On voit, dans beaucoup de forêts privées (et même
domaniales), traitées en taillis sous futaie, des propriétaires qui réservent
le plus grand nombre possible d'arbres, même si ce sont des chênes difformes,
sans vigueur, dont les cimes sont déjetées par celle d'un voisin plus puissant.
Puis on farcit ce mélange de baliveaux de toutes natures, principalement de
charmes ou de bois blancs. Celui qui a ainsi augmenté considérablement le
nombre de tiges à l'hectare de sa forêt, et un peu le volume sur pied, estime
qu'ayant accru le capital générateur de bois il a accru la production de sa
forêt. C'est doublement faux : d'abord, l'accroissement en volume par
hectare et par an n'est pas augmenté (cet accroissement dépend surtout de la
fertilité du sol et non du nombre de tiges). Ensuite, et c'est là le point
important, le revenu argent est considérablement diminué. Une forêt
ainsi constituée fabrique des arbres maigres et difformes, donc de peu de
valeur. Les gros arbres, eux-mêmes, se trouvent gênés par leurs voisins. Ils
perdent des basses branches de grosse dimension, ce qui ouvre des tares dans le
tronc et amène toujours des pourritures (pourriture jaune et pourriture
alvéolaire).
Mêmes remarques dans les futaies de chêne. Que de
peuplements restent outrageusement denses et sans sous-étage, que d'arbres
grêles, ayant cherché la lumière en sinuant vers le ciel et dont la cime n'est
qu'un plumet étriqué, incapable de les nourrir !

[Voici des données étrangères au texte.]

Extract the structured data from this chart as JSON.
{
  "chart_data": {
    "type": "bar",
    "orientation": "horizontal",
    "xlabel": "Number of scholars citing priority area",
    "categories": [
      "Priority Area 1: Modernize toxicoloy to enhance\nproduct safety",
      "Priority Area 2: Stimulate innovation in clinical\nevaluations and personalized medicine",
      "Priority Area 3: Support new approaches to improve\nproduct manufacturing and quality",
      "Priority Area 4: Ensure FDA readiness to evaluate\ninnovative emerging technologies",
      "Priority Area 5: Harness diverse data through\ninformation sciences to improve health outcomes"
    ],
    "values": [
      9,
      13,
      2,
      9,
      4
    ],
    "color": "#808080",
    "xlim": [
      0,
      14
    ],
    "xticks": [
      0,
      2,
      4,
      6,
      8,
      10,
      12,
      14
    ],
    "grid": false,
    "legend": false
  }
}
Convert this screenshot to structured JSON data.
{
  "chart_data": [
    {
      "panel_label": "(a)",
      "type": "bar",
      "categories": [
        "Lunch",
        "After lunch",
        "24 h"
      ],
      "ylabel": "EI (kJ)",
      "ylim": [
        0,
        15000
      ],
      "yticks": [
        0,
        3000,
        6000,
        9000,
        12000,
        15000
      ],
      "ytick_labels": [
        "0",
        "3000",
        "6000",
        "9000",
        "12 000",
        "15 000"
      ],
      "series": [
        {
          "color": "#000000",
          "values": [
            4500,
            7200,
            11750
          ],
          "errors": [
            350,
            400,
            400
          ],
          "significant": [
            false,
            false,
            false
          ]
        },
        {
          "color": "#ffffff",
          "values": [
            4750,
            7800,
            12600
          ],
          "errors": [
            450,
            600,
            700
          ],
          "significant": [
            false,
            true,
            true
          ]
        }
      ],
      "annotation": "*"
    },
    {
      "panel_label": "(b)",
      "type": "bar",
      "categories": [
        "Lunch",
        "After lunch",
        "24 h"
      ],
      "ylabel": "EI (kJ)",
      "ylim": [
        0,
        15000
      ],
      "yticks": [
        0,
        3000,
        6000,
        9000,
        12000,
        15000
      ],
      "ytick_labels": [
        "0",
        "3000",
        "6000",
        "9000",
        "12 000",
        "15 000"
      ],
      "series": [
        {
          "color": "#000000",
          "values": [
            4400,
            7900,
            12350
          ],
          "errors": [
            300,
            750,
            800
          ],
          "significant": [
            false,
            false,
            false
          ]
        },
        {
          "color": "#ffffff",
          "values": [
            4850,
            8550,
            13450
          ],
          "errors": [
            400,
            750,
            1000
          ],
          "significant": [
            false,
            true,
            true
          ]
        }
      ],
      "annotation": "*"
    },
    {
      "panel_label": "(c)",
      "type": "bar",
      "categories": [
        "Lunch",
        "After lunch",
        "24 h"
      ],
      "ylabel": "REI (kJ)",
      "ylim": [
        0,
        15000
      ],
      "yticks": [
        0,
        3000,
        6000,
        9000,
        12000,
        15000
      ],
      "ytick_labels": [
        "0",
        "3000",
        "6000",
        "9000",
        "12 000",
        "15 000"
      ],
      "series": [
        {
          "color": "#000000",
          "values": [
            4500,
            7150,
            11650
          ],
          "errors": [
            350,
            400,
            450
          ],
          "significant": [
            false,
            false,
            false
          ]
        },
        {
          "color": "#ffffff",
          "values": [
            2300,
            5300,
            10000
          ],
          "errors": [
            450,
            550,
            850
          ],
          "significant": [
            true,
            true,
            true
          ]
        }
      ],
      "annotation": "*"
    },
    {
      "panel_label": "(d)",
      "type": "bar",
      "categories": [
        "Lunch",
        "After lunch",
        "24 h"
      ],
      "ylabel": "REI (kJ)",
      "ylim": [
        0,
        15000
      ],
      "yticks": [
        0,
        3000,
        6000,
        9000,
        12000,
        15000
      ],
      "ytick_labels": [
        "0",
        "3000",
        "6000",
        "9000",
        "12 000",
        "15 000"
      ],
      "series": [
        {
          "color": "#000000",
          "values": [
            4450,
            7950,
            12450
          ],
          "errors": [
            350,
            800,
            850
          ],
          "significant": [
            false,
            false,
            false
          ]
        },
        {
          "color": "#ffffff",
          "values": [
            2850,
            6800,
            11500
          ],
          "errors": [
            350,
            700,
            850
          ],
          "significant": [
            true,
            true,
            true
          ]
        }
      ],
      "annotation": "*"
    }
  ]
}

Il faut lutter contre cet état de chose et cultiver les
arbres forestiers comme n'importe quelle autre culture agricole, dans le but
d'en faire les grumes saines, bien élaguées et grosses, auxquelles nous avons
fait allusion ci-dessus.
Nous donnerons, dans un prochain article, les méthodes à
employer, tant en taillis sous futaie qu'en futaie.
Le FORESTIER.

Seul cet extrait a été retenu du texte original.